Point-of-care testing empowers clinicians to use effective, fast technology to aid their decision making at the “point-of-care” to improve patient health. Community pharmacy-based point-of-care testing utilizes CLIA-waived (Clinical Laboratory Improvement Amendments -waived) tests that offer near immediate results in non-laboratory settings. Pharmacies are increasingly offering this public health service to promote prevention, early detection, and disease management.
Clinical Laboratory Improvement Amendments- Waived Tests
In 1988, the Clinical Laboratory Improvement Amendments (CLIA) were passed in an amendment to the Public Health Services Act where Congress revised the federal program for certification and oversight of clinical laboratory testing. CLIA regulations establish quality standards for laboratory testing on clinical specimens for the purpose of diagnosis, prevention, or treatment of disease or assessment of health.
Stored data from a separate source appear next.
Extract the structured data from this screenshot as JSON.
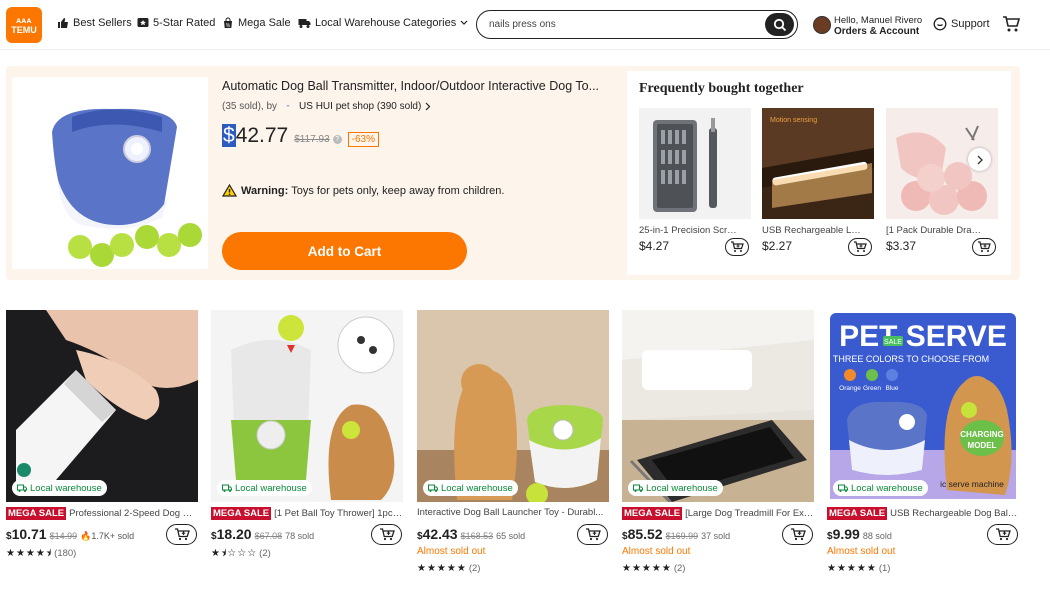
{
  "header": {
    "logo_line1": "ᴀᴀᴀ",
    "logo_line2": "TEMU",
    "nav": [
      "Best Sellers",
      "5-Star Rated",
      "Mega Sale",
      "Local Warehouse",
      "Categories"
    ],
    "search_value": "nails press ons",
    "account_greeting": "Hello, Manuel Rivero",
    "account_label": "Orders & Account",
    "support": "Support"
  },
  "feature": {
    "title": "Automatic Dog Ball Transmitter, Indoor/Outdoor Interactive Dog To...",
    "sold": "(35 sold), by",
    "shop": "US HUI pet shop (390 sold)",
    "price_currency": "$",
    "price_amount": "42.77",
    "old_price": "$117.93",
    "discount": "-63%",
    "warning_label": "Warning:",
    "warning_text": "Toys for pets only, keep away from children.",
    "add_to_cart": "Add to Cart"
  },
  "fbt": {
    "title": "Frequently bought together",
    "items": [
      {
        "name": "25-in-1 Precision Screw...",
        "price": "$4.27"
      },
      {
        "name": "USB Rechargeable LED ...",
        "price": "$2.27"
      },
      {
        "name": "[1 Pack Durable Drawstr...",
        "price": "$3.37"
      }
    ]
  },
  "products": [
    {
      "badge": "Local warehouse",
      "mega": "MEGA SALE",
      "title": "Professional 2-Speed Dog Nai...",
      "cur": "$",
      "price": "10.71",
      "old": "$14.99",
      "sold": "🔥1.7K+ sold",
      "almost": "",
      "stars": "★★★★⯨",
      "rating": 4.5,
      "count": "(180)"
    },
    {
      "badge": "Local warehouse",
      "mega": "MEGA SALE",
      "title": "[1 Pet Ball Toy Thrower] 1pc P...",
      "cur": "$",
      "price": "18.20",
      "old": "$67.08",
      "sold": "78 sold",
      "almost": "",
      "stars": "★⯨☆☆☆",
      "rating": 1.5,
      "count": "(2)"
    },
    {
      "badge": "Local warehouse",
      "mega": "",
      "title": "Interactive Dog Ball Launcher Toy - Durabl...",
      "cur": "$",
      "price": "42.43",
      "old": "$168.53",
      "sold": "65 sold",
      "almost": "Almost sold out",
      "stars": "★★★★★",
      "rating": 5,
      "count": "(2)"
    },
    {
      "badge": "Local warehouse",
      "mega": "MEGA SALE",
      "title": "[Large Dog Treadmill For Exer...",
      "cur": "$",
      "price": "85.52",
      "old": "$169.99",
      "sold": "37 sold",
      "almost": "Almost sold out",
      "stars": "★★★★★",
      "rating": 5,
      "count": "(2)"
    },
    {
      "badge": "Local warehouse",
      "mega": "MEGA SALE",
      "title": "USB Rechargeable Dog Ball La...",
      "cur": "$",
      "price": "9.99",
      "old": "",
      "sold": "88 sold",
      "almost": "Almost sold out",
      "stars": "★★★★★",
      "rating": 5,
      "count": "(1)"
    }
  ],
  "promo": {
    "headline": "PET SERVE",
    "sale": "SALE",
    "sub": "THREE COLORS TO CHOOSE FROM",
    "colors": [
      "Orange",
      "Green",
      "Blue"
    ],
    "charging": "CHARGING",
    "model": "MODEL",
    "machine": "ic serve machine"
  },
  "colors": {
    "brand": "#fb7701",
    "mega": "#c8102e",
    "warehouse": "#0a8a3a"
  }
}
An exception was created to CLIA for CLIA-waived tests. CLIA defines waived tests as “simple laboratory examinations and procedures that have an insignificant risk of an erroneous result.” Manufacturers apply to the FDA to have their tests classified as a CLIA-waived test, as the FDA determines which tests meet the CLIA waiver criteria. Once the FDA approves the CLIA-waiver application, the test can be performed in a non-traditional laboratory setting, including pharmacies, if the site follows good laboratory practices and has a valid CLIA waiver.
Although CLIA-waived tests are required to be simple, there is still the potential for errors to occur. Likewise, some CLIA-waived tests do have the potential to negatively impact health of patients if performed incorrectly. For this reason, CLIA-waived tests must be performed by trained personnel in a good laboratory environment. The CDC has additional information on good laboratory practices, a self-assessment checklist, and considerations for testing.
Ohio pharmacists can currently perform CLIA-waived tests if they have a valid CLIA certificate (apply here). Some examples of CLIA-waived tests are influenza, Strep A, HIV, A1c, and INR testing. Many of these tests can be performed without specialized equipment and provide results within five to 20 minutes. These point-of-care tests are a great opportunity for pharmacists to expand their patient care services and improve patient outcomes.
While Ohio pharmacists can perform the CLIA-waived tests, they are unable to prescribe based on the result of a rapid diagnostic test. The Ohio Pharmacists Association is working to expand the scope of practice of pharmacists, so they are able to quickly identify patients with treatable infections with rapid diagnostic tests and treat the patient under a protocol.
- Centers for Medicare and Medicaid Services
- Centers for Disease Control and Prevention good laboratory practices, a self-assessment checklist, and considerations for testing
- Food and Drug Administration List of CLIA-waived Tests
- National Alliance of State Pharmacy Association Current Landscape for Point-of-Care Testing and Additional Resources
- National Association of Chain Drug Stores Community Pharmacy-Based Point-of-Care Testing Certificate Program
- National Community Pharmacists Association Instructions on Filling CLIA-Waiver Form
Thursday, May 26, 2022- Virtually
The NASPA Pharmacy-based Point-of-Care Test & Treat National Certificate Program provides an opportunity to gain the skills and information necessary to develop a testing program such as influenza, Group A Streptococcus, HIV, Hepatitis C, coronaviruses, and chronic diseases. The target audience for the certificate program is pharmacists, pharmacy technicians, student pharmacists, academia, and pharmacy association staff. While the program is primarily designed for pharmacists, non-pharmacists interested in point-of-care test and treat are also welcome to complete the program.
The 20-hour ACPE-accredited certificate program includes comprehensive material regarding key disease states, physical assessment, point-of-care tests and treatment, and business models through:
- 16 hours of home study
- 4 hours of live training
Participants take an online assessment after each of the 12 modules of home study, in addition to a cumulative assessment (must pass 70% within three attempts), and then their proficiency to conduct physical assessments and offer point-of-care testing services is assessed in the live/virtual training. Upon successful completion of both portions of the program and all program evaluations, participants are awarded a certificate of completion and pharmacists can receive 20 hours of Continuing Pharmacy Education (CPE) credit.